The function in my example always returns the same output given an input, thus it is said to be referentially transparent. Hence the expensive function can be replaced with it’s value. (This technique is either called caching or memoization but I don’t really care about the disambiguation.)

The first approach looks like this:

import memcache
import time

def expensive_function(x):
    mc = memcache.Client(['127.0.0.1:11211'], debug=0)
    # calculate a unique key
    key = 'expensive_function_%s' % (x,)    
    # check if key/value pair exists
    value = mc.get(key)
    if value:
        return value
    else:
        time.sleep(5)
        value = x
        # cache result for 5 mins
        mc.set(key, value, 60 * 5)
        return value

expensive_function('some_input')
expensive_function('some_input')

On the first invocation the function now runs for five seconds whereas the second will return immediately. A unique key is needed to store and retrieve the values. Since memcached is not bound to the Python runtime the speedup also works in a second process.

The return value depends on the functions’s input value. So the key must contain (some form of) the input. I will show a better solution below.

By now, it’s possible to cache results of a single function. In a bigger application context we run into two problems.
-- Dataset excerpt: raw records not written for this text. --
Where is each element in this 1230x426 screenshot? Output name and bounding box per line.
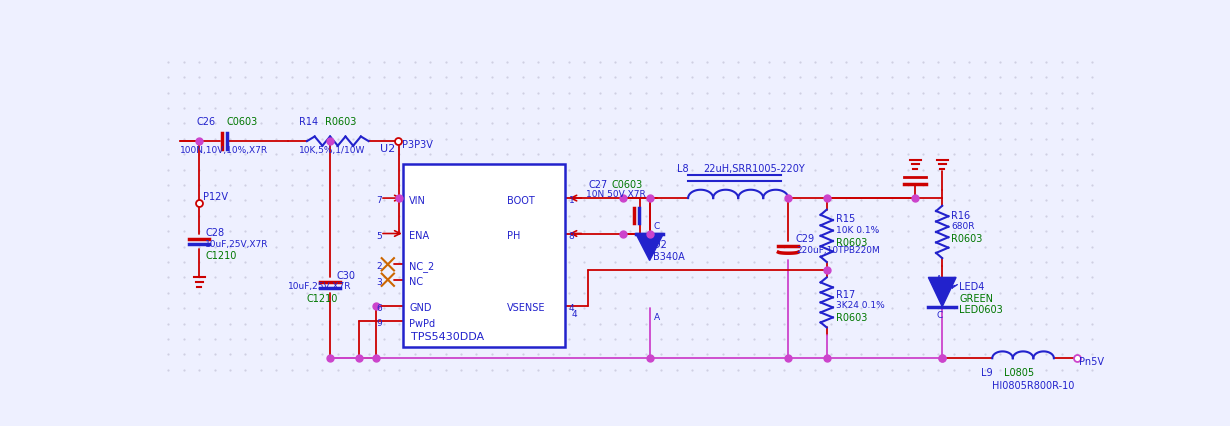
Text: R14: R14 bbox=[299, 117, 319, 127]
Text: C29: C29 bbox=[796, 234, 815, 244]
Text: LED0603: LED0603 bbox=[959, 305, 1002, 315]
Text: NC_2: NC_2 bbox=[410, 261, 434, 272]
Text: R16: R16 bbox=[952, 210, 970, 220]
Text: 2: 2 bbox=[376, 262, 381, 271]
Text: 6: 6 bbox=[376, 303, 381, 312]
Text: 4: 4 bbox=[571, 309, 577, 318]
Text: 10N 50V X7R: 10N 50V X7R bbox=[587, 190, 646, 199]
Text: A: A bbox=[653, 312, 659, 321]
Text: 9: 9 bbox=[376, 319, 381, 328]
Polygon shape bbox=[636, 234, 663, 261]
Polygon shape bbox=[929, 278, 956, 307]
Text: BOOT: BOOT bbox=[507, 195, 535, 205]
Text: R17: R17 bbox=[836, 289, 855, 299]
Text: R0603: R0603 bbox=[952, 233, 983, 243]
Text: 680R: 680R bbox=[952, 222, 975, 230]
Text: L0805: L0805 bbox=[1004, 368, 1034, 377]
Text: C1210: C1210 bbox=[205, 251, 236, 261]
Text: U2: U2 bbox=[380, 143, 395, 153]
Text: C26: C26 bbox=[197, 117, 216, 127]
Text: C: C bbox=[653, 221, 659, 230]
Text: NC: NC bbox=[410, 276, 423, 287]
Text: VSENSE: VSENSE bbox=[507, 303, 546, 313]
Text: 22uH,SRR1005-220Y: 22uH,SRR1005-220Y bbox=[704, 164, 806, 174]
Text: 3: 3 bbox=[376, 277, 381, 286]
Text: TPS5430DDA: TPS5430DDA bbox=[411, 331, 485, 341]
Text: LED4: LED4 bbox=[959, 282, 984, 291]
Text: P3P3V: P3P3V bbox=[402, 140, 433, 150]
Text: 220uF,10TPB220M: 220uF,10TPB220M bbox=[796, 245, 879, 254]
Text: 3K24 0.1%: 3K24 0.1% bbox=[836, 301, 884, 310]
Text: GREEN: GREEN bbox=[959, 293, 993, 303]
Text: 10uF,25V,X7R: 10uF,25V,X7R bbox=[205, 239, 269, 248]
Text: R0603: R0603 bbox=[836, 312, 867, 322]
Text: GND: GND bbox=[410, 303, 432, 313]
Text: C30: C30 bbox=[336, 270, 355, 280]
Text: C27: C27 bbox=[588, 179, 608, 190]
Text: R15: R15 bbox=[836, 214, 855, 224]
Text: B340A: B340A bbox=[653, 251, 685, 261]
Text: 8: 8 bbox=[568, 231, 574, 240]
Text: C28: C28 bbox=[205, 228, 224, 238]
Text: R0603: R0603 bbox=[325, 117, 355, 127]
Text: 5: 5 bbox=[376, 231, 381, 240]
Text: C0603: C0603 bbox=[611, 179, 642, 190]
Text: 4: 4 bbox=[568, 303, 574, 312]
Text: 1: 1 bbox=[568, 196, 574, 204]
Text: C1210: C1210 bbox=[308, 293, 338, 303]
Text: P12V: P12V bbox=[203, 192, 228, 201]
Text: PwPd: PwPd bbox=[410, 318, 435, 328]
Bar bbox=[403, 165, 565, 347]
Text: 10K,5%,1/10W: 10K,5%,1/10W bbox=[299, 146, 365, 155]
Text: C0603: C0603 bbox=[226, 117, 257, 127]
Text: Pn5V: Pn5V bbox=[1079, 356, 1105, 366]
Text: L9: L9 bbox=[980, 368, 993, 377]
Text: PH: PH bbox=[507, 230, 520, 240]
Text: L8: L8 bbox=[676, 164, 689, 174]
Text: 10uF,25V,X7R: 10uF,25V,X7R bbox=[288, 282, 352, 291]
Text: VIN: VIN bbox=[410, 195, 427, 205]
Text: ENA: ENA bbox=[410, 230, 429, 240]
Text: C: C bbox=[936, 311, 942, 320]
Text: 10K 0.1%: 10K 0.1% bbox=[836, 225, 879, 234]
Text: 7: 7 bbox=[376, 196, 381, 204]
Text: A: A bbox=[936, 274, 942, 283]
Text: 100N,10V,10%,X7R: 100N,10V,10%,X7R bbox=[180, 146, 268, 155]
Text: HI0805R800R-10: HI0805R800R-10 bbox=[993, 380, 1075, 390]
Text: D2: D2 bbox=[653, 240, 668, 250]
Text: R0603: R0603 bbox=[836, 237, 867, 247]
First, we violate the DRY principle because we have to write the code getting and setting key-value pairs over and over again. Second, and more severe, we risk setting the same key for different combinations of functions and input parameters. Since this could lead to harmful errors hard to debug it seems advisable to place the caching logic in a single point of your code.

Thanks to Python’s decorators the solution is easy. (A decorator simply is a function that intercepts execution of another function or method. So every time we call expensive_function a wrapper function will look for cached results and decide whether to invoke as intended or return from the cache immediately.) The function can now be decorated. The code readability is preserved.

#!/usr/bin/env python

import time
import memcache
import hashlib

def memoize(f):

    def newfn(*args, **kwargs):
        mc = memcache.Client(['127.0.0.1:11211'], debug=0)
        # generate md5 out of args and function
        m = hashlib.md5()
        margs = [x.__repr__() for x in args]
        mkwargs = [x.__repr__() for x in kwargs.values()]
        map(m.update, margs + mkwargs)
        m.update(f.__name__)
        m.update(f.__class__.__name__)
        key = m.hexdigest()

        value = mc.get(key)
        if value:
            return value
        else:
            value = f(*args, **kwargs)
            mc.set(key, value, 60)
            return value
        return f(*args)

    return newfn

@memoize
def expensive_function(x):
    time.sleep(5)
    return x

if __name__ == '__main__':
    print expensive_function('abc')
    print expensive_function('abc')

The function name, class name and all parameters passed produce a hash key which will be used as key by memcached. I’m still not happy with the solution because uniqueness of the key is not guaranteed. (And all solutions I can think of revolve around some string concatenation magic…) A glimpse at more sophisticated implementations, e.g. Django’s cache decorator or memorised, work pretty much the same way though.